Archive for October, 2016
This is a view of my place as seen from above. The black strip is the nearby road. The green is patches of or stand alone trees and the brown is the ground. The ground is brown because it is covered in dead needles, not vegetation.
There are many openings in the bottom of several of the Eastern White Pine trees. While I did not see any animals in them it is quite possible that some small rodents use them for food storage or sleep space.
Since my location is largely composed of Eastern White Pines, which are a type of evergreen tree, there was no noticeable change in the vegetation. These trees will maintain the same appearance year round because they lose their needles continuously.

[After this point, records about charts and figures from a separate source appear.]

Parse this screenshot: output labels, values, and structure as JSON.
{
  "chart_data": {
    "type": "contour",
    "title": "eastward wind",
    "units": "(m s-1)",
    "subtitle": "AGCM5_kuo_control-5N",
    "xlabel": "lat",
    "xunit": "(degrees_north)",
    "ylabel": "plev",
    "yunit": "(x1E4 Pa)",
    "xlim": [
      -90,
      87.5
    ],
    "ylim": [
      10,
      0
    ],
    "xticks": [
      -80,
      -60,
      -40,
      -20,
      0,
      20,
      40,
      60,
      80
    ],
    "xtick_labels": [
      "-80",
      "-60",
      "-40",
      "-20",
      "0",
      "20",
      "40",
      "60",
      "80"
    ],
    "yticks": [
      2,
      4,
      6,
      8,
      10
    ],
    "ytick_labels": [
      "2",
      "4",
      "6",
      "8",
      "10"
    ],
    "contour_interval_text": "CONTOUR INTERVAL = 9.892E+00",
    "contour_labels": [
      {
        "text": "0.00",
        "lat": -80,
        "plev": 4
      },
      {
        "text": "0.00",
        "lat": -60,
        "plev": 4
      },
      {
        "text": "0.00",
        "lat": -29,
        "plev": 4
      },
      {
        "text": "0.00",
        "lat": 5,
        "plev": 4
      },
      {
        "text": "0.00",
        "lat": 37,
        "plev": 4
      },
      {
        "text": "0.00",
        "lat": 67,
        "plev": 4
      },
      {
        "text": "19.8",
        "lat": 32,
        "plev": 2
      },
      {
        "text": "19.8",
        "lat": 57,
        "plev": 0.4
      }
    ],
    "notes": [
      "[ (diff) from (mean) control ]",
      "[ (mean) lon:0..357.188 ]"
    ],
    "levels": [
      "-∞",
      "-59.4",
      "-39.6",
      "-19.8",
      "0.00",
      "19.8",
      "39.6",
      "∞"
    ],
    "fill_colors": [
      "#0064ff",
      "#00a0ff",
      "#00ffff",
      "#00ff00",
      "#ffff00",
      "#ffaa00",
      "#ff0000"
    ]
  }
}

My name is Ben and I am a first year student majoring in wildlife biology within the Rubenstein School at UVM. I created this blog for my NR 1 (Natural History and Field Ecology) course. The purpose of this assignment is to study the landscape and organisms within a specific place throughout the seasons (place-based phenology). I hope that my blog persuades some of you to visit my location, Ethan Allen Park, or at the very least explore and observe an area near your home.
I believe this oddity is called a burl. A burl results from some sort of stress for example; injury or a viral or fungal infection.
The photo on top is an image of an Eastern White Pine. The other two images depict the area in which my place is located within Ethan Allen Park.
Other than trees, there is little to no vegetation within my area. This is most likely caused by the large accumulation of pine needles on the ground. Pine needles are quite acidic and the significant amount on the ground most likely created an environment too acidic for the majority of native plant growth. Now as I’ve already mentioned, the predominant tree species in my place is the Eastern White Pine. Eastern White Pines grow to be very straight and tall. The needles are in bundles of five and are long, slender, and flexible. They have large cones, usually 4-7in. with round tough scales that are sometimes covered in sap. Young trees have smooth gray-green bark while mature trees have extremely ridged bark with grayish-red scales. In the middle of all of the Eastern White Pines stands a solitary Black Locust tree. Black locust trees are dark gray-brown and tinged with red or orange in the grooves. They are deeply furrowed and the ridges often cross to form diamond shapes. The leaves are compound which means that the leaf contains many smaller leaf-like structures called leaflets. Pictured below is the bark and a leaf of the black locust. The individual leaf-like parts you see are leaflets, not leaves.
Hours of Operation:
There is parking if you are able to drive yourself
For anyone without a car, the CCTA buses are your next best option. First, board bus number 7 (North Avenue), preferably one driving away from downtown Burlington. Now this is the part where you have to pay attention. You want to get off at the stop that is next to Rite Aid on North Ave (near Village Green). This is after Burlington High School and a little before Ethan Allen Shopping Center. You will have to pull the yellow cord or push the black tape because the bus will not stop if you don’t. Once you are off the bus, walk around the back side of Rite Aid toward Ethan Allen Parkway. Ethan Allen Park is located on the opposite side of Rite Aid. After crossing the street, continue to walk towards and past the playground (north) until you get to a patch of tall coniferous trees. Congratulations! You found my place.
On a side note, there are no restrooms in the park so I strongly advise taking care of business before hand!